Imaginons la diffusion massive, dans le cadre d’une guerre d’un nouveau type, de sons et d’images perturbants, éventuellement connus pour leur impact psychologique sur une population donnée.

Désormais, tout acteur susceptible de proposer une application à succès et de la controler aura également le pouvoir de participer à rien moins que la redéfinition de l’espace public, en tant que tel, de fusionner en quelque manière la carte – virtuelle – et le territoire – historiquement conçu par les élites locales et la puissance étatique, marquant par exemple Paris de ses grandes avenues, de ses places symboliques, de son arc de triomphe ou de la tour Eiffel, signe de la capacité technique de la France progressiste de la fin du XIXe siècle. Autrement dit, de marques des plus physiques et tangibles. De nouvelles élites scientifiques, économiques et finalement politiques auront quant à elles la capacité, en redessinant au gré des applications la carte de la nouvelle réalité augmentée, d’imprimer leur marque certes temporaire, mais d’autant plus fascinante et puissante, sur les territoires que les foules adulescentes sont déjà en train de parcourir en quête de Pokémons rares. C’est-à-dire en quête de simples pixels. De simples pixels ? La chose n’est pas si simple et l’on aurait bien tort de prendre ces joueurs pour des idiots si l’application, qui possède à l’évidence le pouvoir de les inciter à se déplacer et à se regrouper sans grand souci de l’environnement conventionnel, n’est rien moins que l’outil d’une sorte de piratage cognitif, affectif, culturel, donc politique. Concrètement, imaginons le rassemblement de milliers de personnes, au prétexte du lancement d’une nouvelle version de l’application ludique, en vue de les soumettre à des techniques de « marketing » politique, voire de les violenter, ou de les pousser à des situations de violence. Imaginons la diffusion massive, dans le cadre d’une guerre d’un nouveau type, de sons et d’images perturbants, éventuellement connus pour leur impact psychologique sur une population donnée.

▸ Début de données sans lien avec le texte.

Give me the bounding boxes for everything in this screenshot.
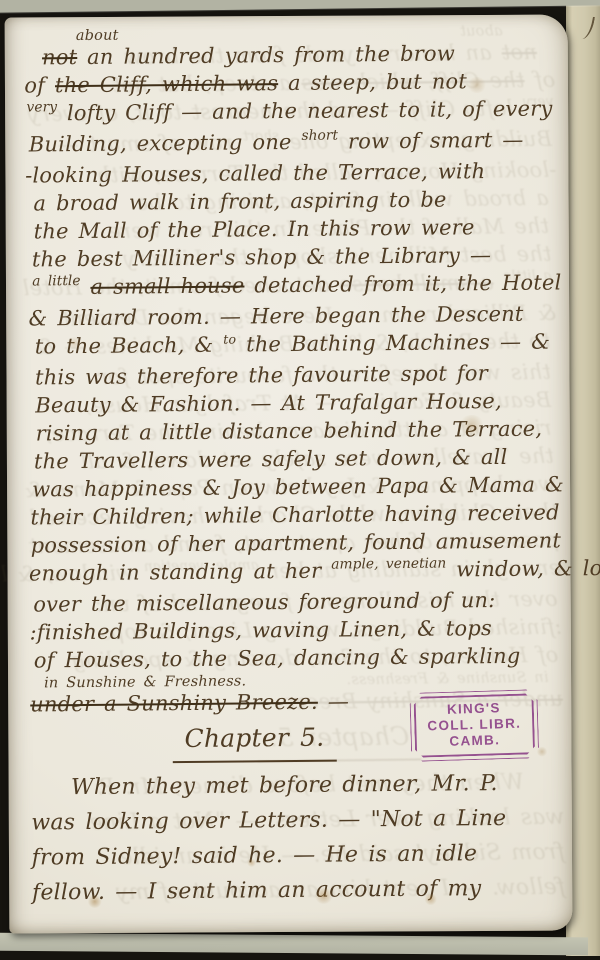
manuscript-segment-strike: the Cliff, which was bbox=[55, 71, 278, 97]
manuscript-segment-normal: from Sidney! said he. — He is an idle bbox=[32, 841, 478, 870]
manuscript-line: fellow. — I sent him an account of my bbox=[32, 870, 564, 910]
manuscript-segment-normal: rising at a little distance behind the T… bbox=[36, 417, 543, 446]
manuscript-segment-normal: this was therefore the favourite spot fo… bbox=[35, 361, 488, 389]
photographed-manuscript-scene: aboutnot an hundred yards from the browo… bbox=[0, 0, 600, 960]
manuscript-segment-strike: under a Sunshiny Breeze. bbox=[30, 690, 318, 717]
manuscript-line: very lofty Cliff — and the nearest to it… bbox=[26, 94, 556, 130]
manuscript-segment-normal: Beauty & Fashion. — At Trafalgar House, bbox=[35, 389, 502, 417]
manuscript-segment-above: very bbox=[26, 93, 57, 121]
manuscript-line: a little a small house detached from it,… bbox=[32, 268, 558, 304]
manuscript-segment-above: ample, venetian bbox=[331, 550, 446, 579]
manuscript-line: from Sidney! said he. — He is an idle bbox=[32, 835, 564, 875]
manuscript-segment-normal: a broad walk in front, aspiring to be bbox=[33, 187, 446, 215]
manuscript-segment-normal: to the Beach, & bbox=[35, 333, 224, 359]
manuscript-segment-normal: of Houses, to the Sea, dancing & sparkli… bbox=[34, 644, 521, 673]
manuscript-segment-strike: not bbox=[42, 45, 77, 69]
manuscript-segment-normal: a steep, but not bbox=[278, 69, 467, 95]
manuscript-line: When they met before dinner, Mr. P. bbox=[71, 765, 563, 805]
manuscript-segment-normal: row of smart — bbox=[338, 128, 524, 154]
manuscript-segment-normal: the best Milliner's shop & the Library — bbox=[32, 243, 491, 271]
manuscript-segment-normal: the Travellers were safely set down, & a… bbox=[34, 445, 508, 474]
manuscript-segment-normal: When they met before dinner, Mr. P. bbox=[71, 771, 498, 800]
stamp-line-3: CAMB. bbox=[419, 731, 531, 750]
manuscript-segment-underline: Chapter 5. bbox=[172, 718, 336, 764]
page-edge-bottom bbox=[0, 933, 588, 956]
manuscript-segment-above: a little bbox=[32, 267, 81, 295]
manuscript-segment-normal bbox=[80, 275, 90, 299]
manuscript-segment-normal: & Billiard room. — Here began the Descen… bbox=[28, 302, 523, 331]
manuscript-page: aboutnot an hundred yards from the browo… bbox=[5, 15, 573, 934]
manuscript-line: to the Beach, & to the Bathing Machines … bbox=[35, 327, 559, 363]
manuscript-segment-normal: enough in standing at her bbox=[29, 559, 331, 586]
manuscript-segment-normal: — bbox=[318, 689, 349, 713]
manuscript-line: was looking over Letters. — "Not a Line bbox=[31, 800, 563, 840]
manuscript-segment-normal: :finished Buildings, waving Linen, & top… bbox=[29, 616, 492, 644]
manuscript-segment-normal: over the miscellaneous foreground of un: bbox=[33, 588, 495, 616]
manuscript-segment-sup: to bbox=[223, 326, 236, 354]
manuscript-segment-normal: the Mall of the Place. In this row were bbox=[34, 215, 475, 243]
manuscript-segment-normal: fellow. — I sent him an account of my bbox=[32, 876, 481, 905]
manuscript-line: of Houses, to the Sea, dancing & sparkli… bbox=[34, 641, 562, 674]
stamp-line-2: COLL. LIBR. bbox=[418, 715, 530, 734]
manuscript-line: -looking Houses, called the Terrace, wit… bbox=[25, 156, 557, 189]
manuscript-text: aboutnot an hundred yards from the browo… bbox=[24, 22, 564, 910]
library-stamp: KING'S COLL. LIBR. CAMB. bbox=[409, 689, 539, 762]
manuscript-segment-normal: was happiness & Joy between Papa & Mama … bbox=[32, 472, 564, 501]
page-edge-top bbox=[0, 0, 600, 13]
manuscript-segment-normal: detached from it, the Hotel bbox=[244, 270, 561, 297]
manuscript-segment-normal: the Bathing Machines — & bbox=[236, 330, 550, 357]
manuscript-segment-normal: possession of her apartment, found amuse… bbox=[31, 528, 562, 557]
stamp-inner-frame: KING'S COLL. LIBR. CAMB. bbox=[413, 693, 535, 758]
manuscript-segment-normal: their Children; while Charlotte having r… bbox=[30, 500, 560, 529]
stamp-outer-frame: KING'S COLL. LIBR. CAMB. bbox=[409, 689, 539, 762]
manuscript-segment-normal: about bbox=[76, 28, 119, 44]
manuscript-segment-normal: an hundred yards from the brow bbox=[77, 41, 455, 69]
manuscript-segment-normal: -looking Houses, called the Terrace, wit… bbox=[25, 159, 485, 187]
manuscript-line: enough in standing at her ample, venetia… bbox=[29, 554, 561, 590]
manuscript-line: Building, excepting one short row of sma… bbox=[29, 125, 557, 161]
manuscript-segment-normal: window, & looking bbox=[446, 555, 600, 581]
manuscript-segment-strike: a small house bbox=[90, 273, 244, 298]
manuscript-segment-normal: Building, excepting one bbox=[29, 130, 302, 157]
manuscript-segment-normal: was looking over Letters. — "Not a Line bbox=[31, 806, 506, 836]
manuscript-segment-above: short bbox=[301, 122, 338, 150]
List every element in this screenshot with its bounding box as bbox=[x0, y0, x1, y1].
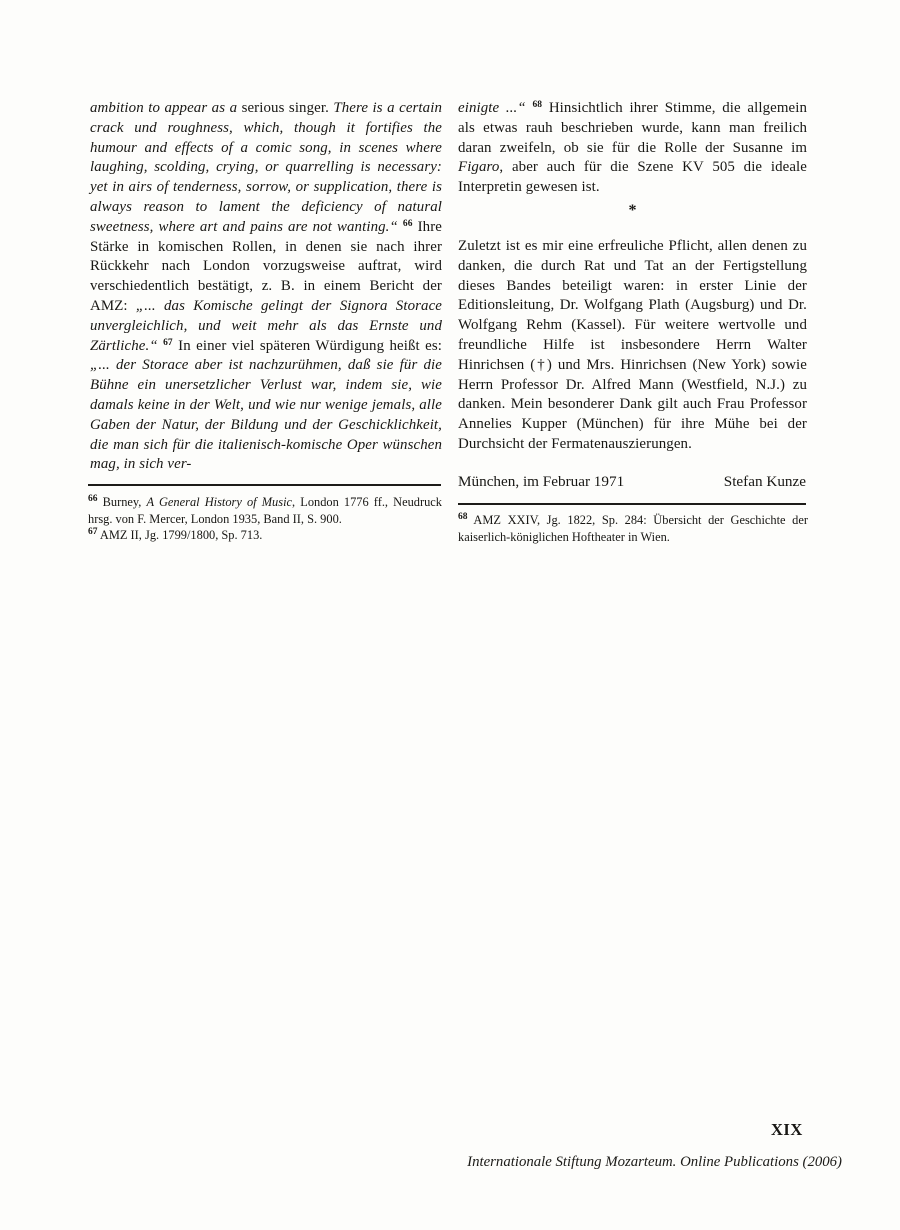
right-column-paragraph-1: einigte ...“ 68 Hinsichtlich ihrer Stimm… bbox=[458, 99, 807, 198]
footer-credit: Internationale Stiftung Mozarteum. Onlin… bbox=[467, 1154, 842, 1171]
left-column-footnotes: 66 Burney, A General History of Music, L… bbox=[88, 494, 442, 544]
document-page: ambition to appear as a serious singer. … bbox=[0, 0, 900, 1230]
dateline: München, im Februar 1971 bbox=[458, 472, 624, 492]
footnote-separator-right bbox=[458, 503, 806, 505]
right-column-footnotes: 68 AMZ XXIV, Jg. 1822, Sp. 284: Übersich… bbox=[458, 512, 808, 545]
signature-row: München, im Februar 1971 Stefan Kunze bbox=[458, 472, 806, 492]
footnote-67: 67 AMZ II, Jg. 1799/1800, Sp. 713. bbox=[88, 527, 442, 544]
left-column-paragraph: ambition to appear as a serious singer. … bbox=[90, 99, 442, 475]
page-number: XIX bbox=[771, 1120, 803, 1140]
footnote-66: 66 Burney, A General History of Music, L… bbox=[88, 494, 442, 527]
footnote-separator-left bbox=[88, 484, 441, 486]
right-column-paragraph-2: Zuletzt ist es mir eine erfreuliche Pfli… bbox=[458, 237, 807, 455]
footnote-68: 68 AMZ XXIV, Jg. 1822, Sp. 284: Übersich… bbox=[458, 512, 808, 545]
section-divider-star: * bbox=[458, 201, 807, 221]
author-signature: Stefan Kunze bbox=[724, 472, 806, 492]
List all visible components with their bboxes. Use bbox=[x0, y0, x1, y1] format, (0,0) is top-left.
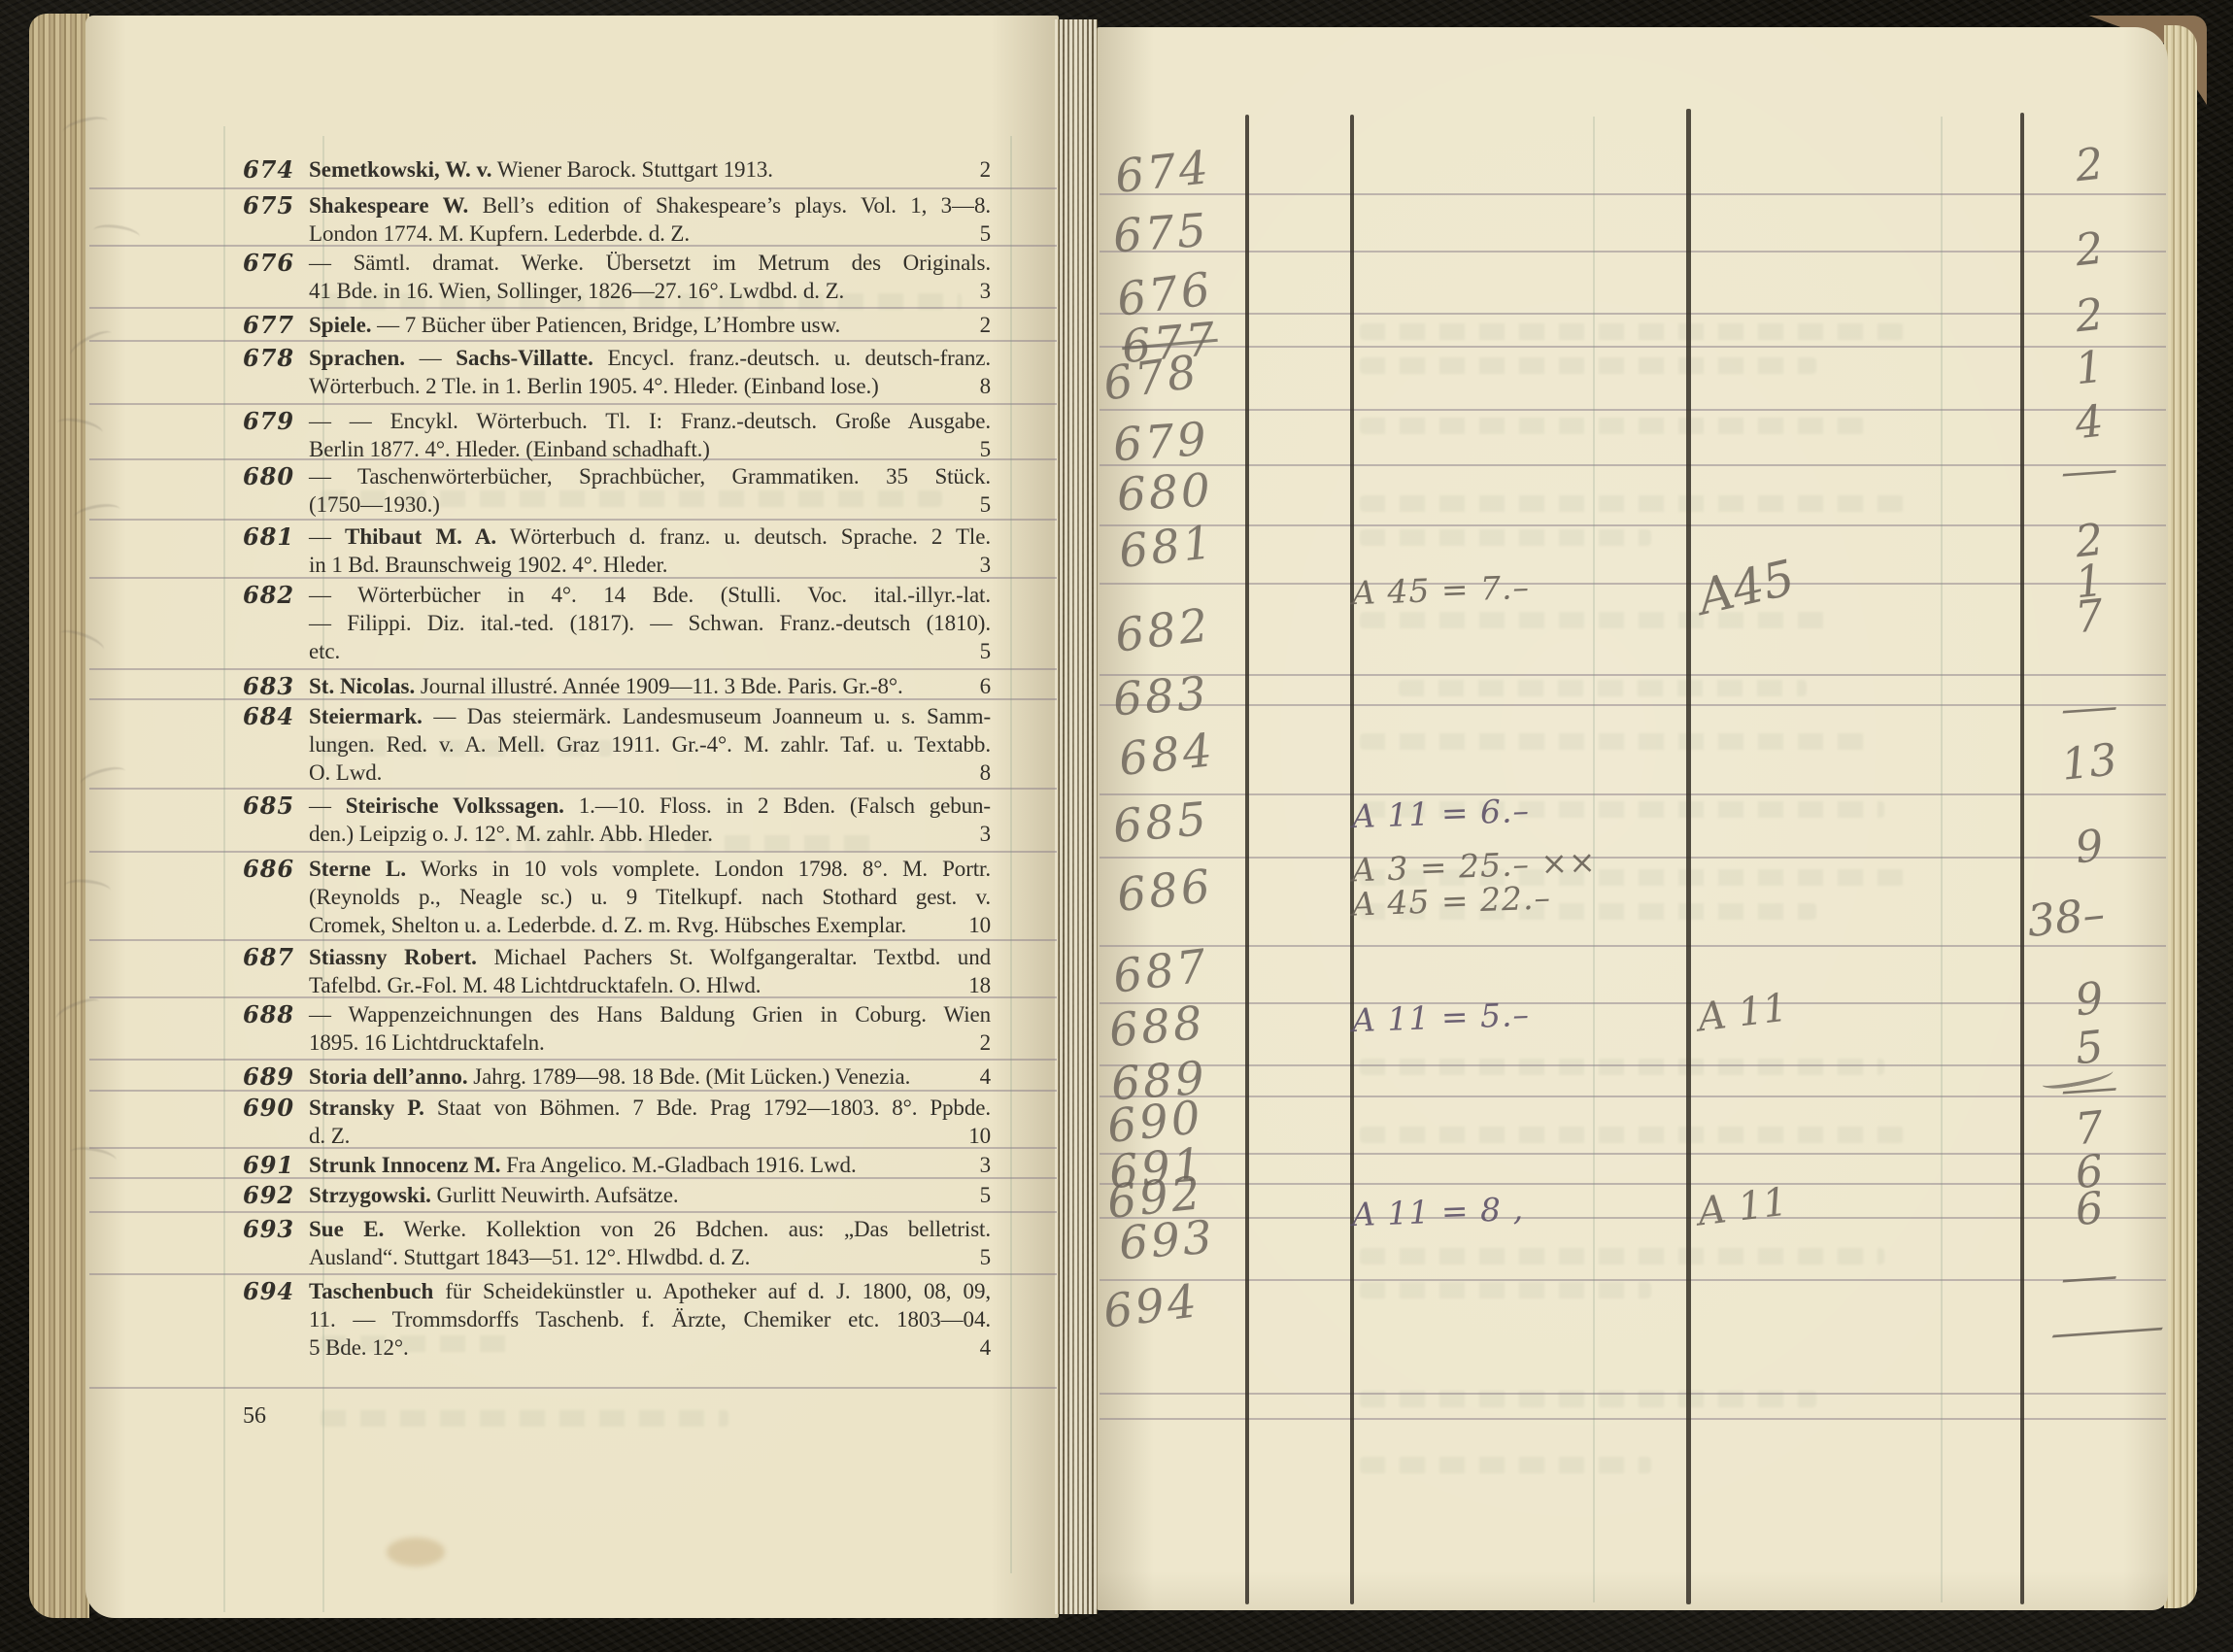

Les possibilités sont considérables. En d’autres termes, ni l’organisation du territoire conventionnel, la ville façonnée par les élites historiques, ni la télévision, ni la presse, ni des sites aussi simplistes que « stop-djihadisme.gouv.fr » ne pourront plus suffire à l’acquisition et à l’exercice de la souveraineté. Formulons donc l’hypothèse suivante: il ne s’agit plus d’accéder au pouvoir pour changer les choses, transformer la réalité sociale, mais de modifier virtuellement la réalité elle-même afin d’accéder au pouvoir.

Alors, Pokémon Go, un simple jeu ? Une petite pièce, à n’en pas douter, dans le Grand jeu de la nouvelle politique.